Semantic Analysis for Improved Multi-document Summarization of Text.

机译：改进的多文档文本摘要的语义分析。

获取原文

获取原文并翻译 | 示例

页面导航

摘要
著录项
相似文献
相关主题

摘要

Excess amount of unstructured data is easily accessible in digital format. This information overload places too heavy a burden on society for its analysis and execution needs. Focused (i.e. topic, query, question, category, etc.) multi-document summarization is an information reduction solution which has reached a state-of-the-art that now demands the need to further explore other techniques to model human summarization activity. Such techniques have been mainly extractive and rely on distribution and complex machine learning on corpora in order to perform closely to human summaries.
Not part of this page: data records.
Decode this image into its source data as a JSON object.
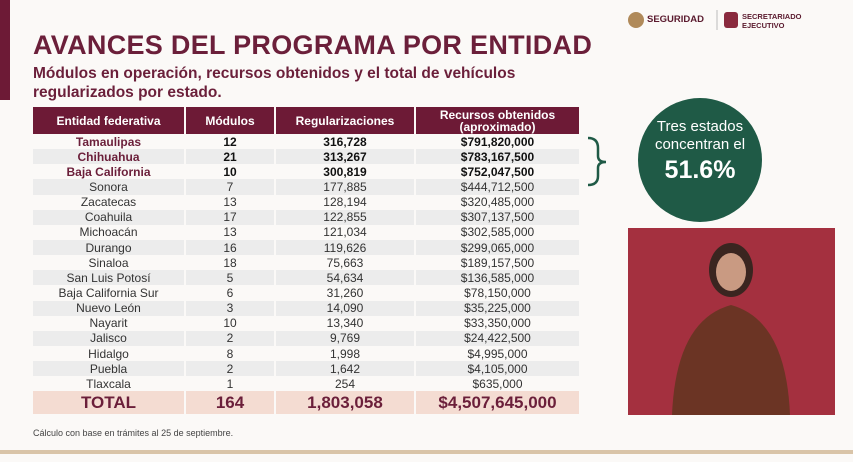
{
  "header": {
    "logo_left": "SEGURIDAD",
    "logo_right": "SECRETARIADO EJECUTIVO"
  },
  "title": "AVANCES DEL PROGRAMA POR ENTIDAD",
  "subtitle": "Módulos en operación, recursos obtenidos y el total de vehículos regularizados por estado.",
  "table": {
    "columns": [
      "Entidad federativa",
      "Módulos",
      "Regularizaciones",
      "Recursos obtenidos (aproximado)"
    ],
    "rows": [
      [
        "Tamaulipas",
        "12",
        "316,728",
        "$791,820,000"
      ],
      [
        "Chihuahua",
        "21",
        "313,267",
        "$783,167,500"
      ],
      [
        "Baja California",
        "10",
        "300,819",
        "$752,047,500"
      ],
      [
        "Sonora",
        "7",
        "177,885",
        "$444,712,500"
      ],
      [
        "Zacatecas",
        "13",
        "128,194",
        "$320,485,000"
      ],
      [
        "Coahuila",
        "17",
        "122,855",
        "$307,137,500"
      ],
      [
        "Michoacán",
        "13",
        "121,034",
        "$302,585,000"
      ],
      [
        "Durango",
        "16",
        "119,626",
        "$299,065,000"
      ],
      [
        "Sinaloa",
        "18",
        "75,663",
        "$189,157,500"
      ],
      [
        "San Luis Potosí",
        "5",
        "54,634",
        "$136,585,000"
      ],
      [
        "Baja California Sur",
        "6",
        "31,260",
        "$78,150,000"
      ],
      [
        "Nuevo León",
        "3",
        "14,090",
        "$35,225,000"
      ],
      [
        "Nayarit",
        "10",
        "13,340",
        "$33,350,000"
      ],
      [
        "Jalisco",
        "2",
        "9,769",
        "$24,422,500"
      ],
      [
        "Hidalgo",
        "8",
        "1,998",
        "$4,995,000"
      ],
      [
        "Puebla",
        "2",
        "1,642",
        "$4,105,000"
      ],
      [
        "Tlaxcala",
        "1",
        "254",
        "$635,000"
      ]
    ],
    "total": [
      "TOTAL",
      "164",
      "1,803,058",
      "$4,507,645,000"
    ]
  },
  "footnote": "Cálculo con base en trámites al 25 de septiembre.",
  "callout": {
    "text": "Tres estados concentran el",
    "value": "51.6%"
  }
}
Overall, these techniques are still being used, and the field now needs to move toward more abstractive approaches to model human way of summarizing. A simple, inexpensive and domain-independent system architecture is created for adding semantic analysis to the summarization process. The proposed system is novel in its use of a new semantic analysis metric to better score sentences for selection into a summary. It also simplifies semantic processing of sentences to better capture more likely semantic-related information, reduce redundancy and reduce complexity. The system is evaluated against participants in the Document Understanding Conference and the later Text Analysis Conference using the performance ROUGE measures of n-gram recall between automated systems, human and baseline gold standard baseline summaries. The goal was to show that semantic analysis used for summarization can perform well, while remaining simple and inexpensive without significant loss of recall as compared to the foundational baseline system. Current results show improvement over the gold standard baseline when all factors of this work's semantic analysis technique are used in combination. These factors are the semantic cue words feature and semantic class weighting to determine sentences with important information. Also, the semantic triples clustering used to decompose natural language sentences to their most basic meaning and select the most important sentences added to this improvement. In competition against the gold standard baseline system on the standardized summarization evaluation metric ROUGE, this work outperforms the baseline system by more than ten position rankings. This work shows that semantic analysis and light-weight, open-domain techniques have potential.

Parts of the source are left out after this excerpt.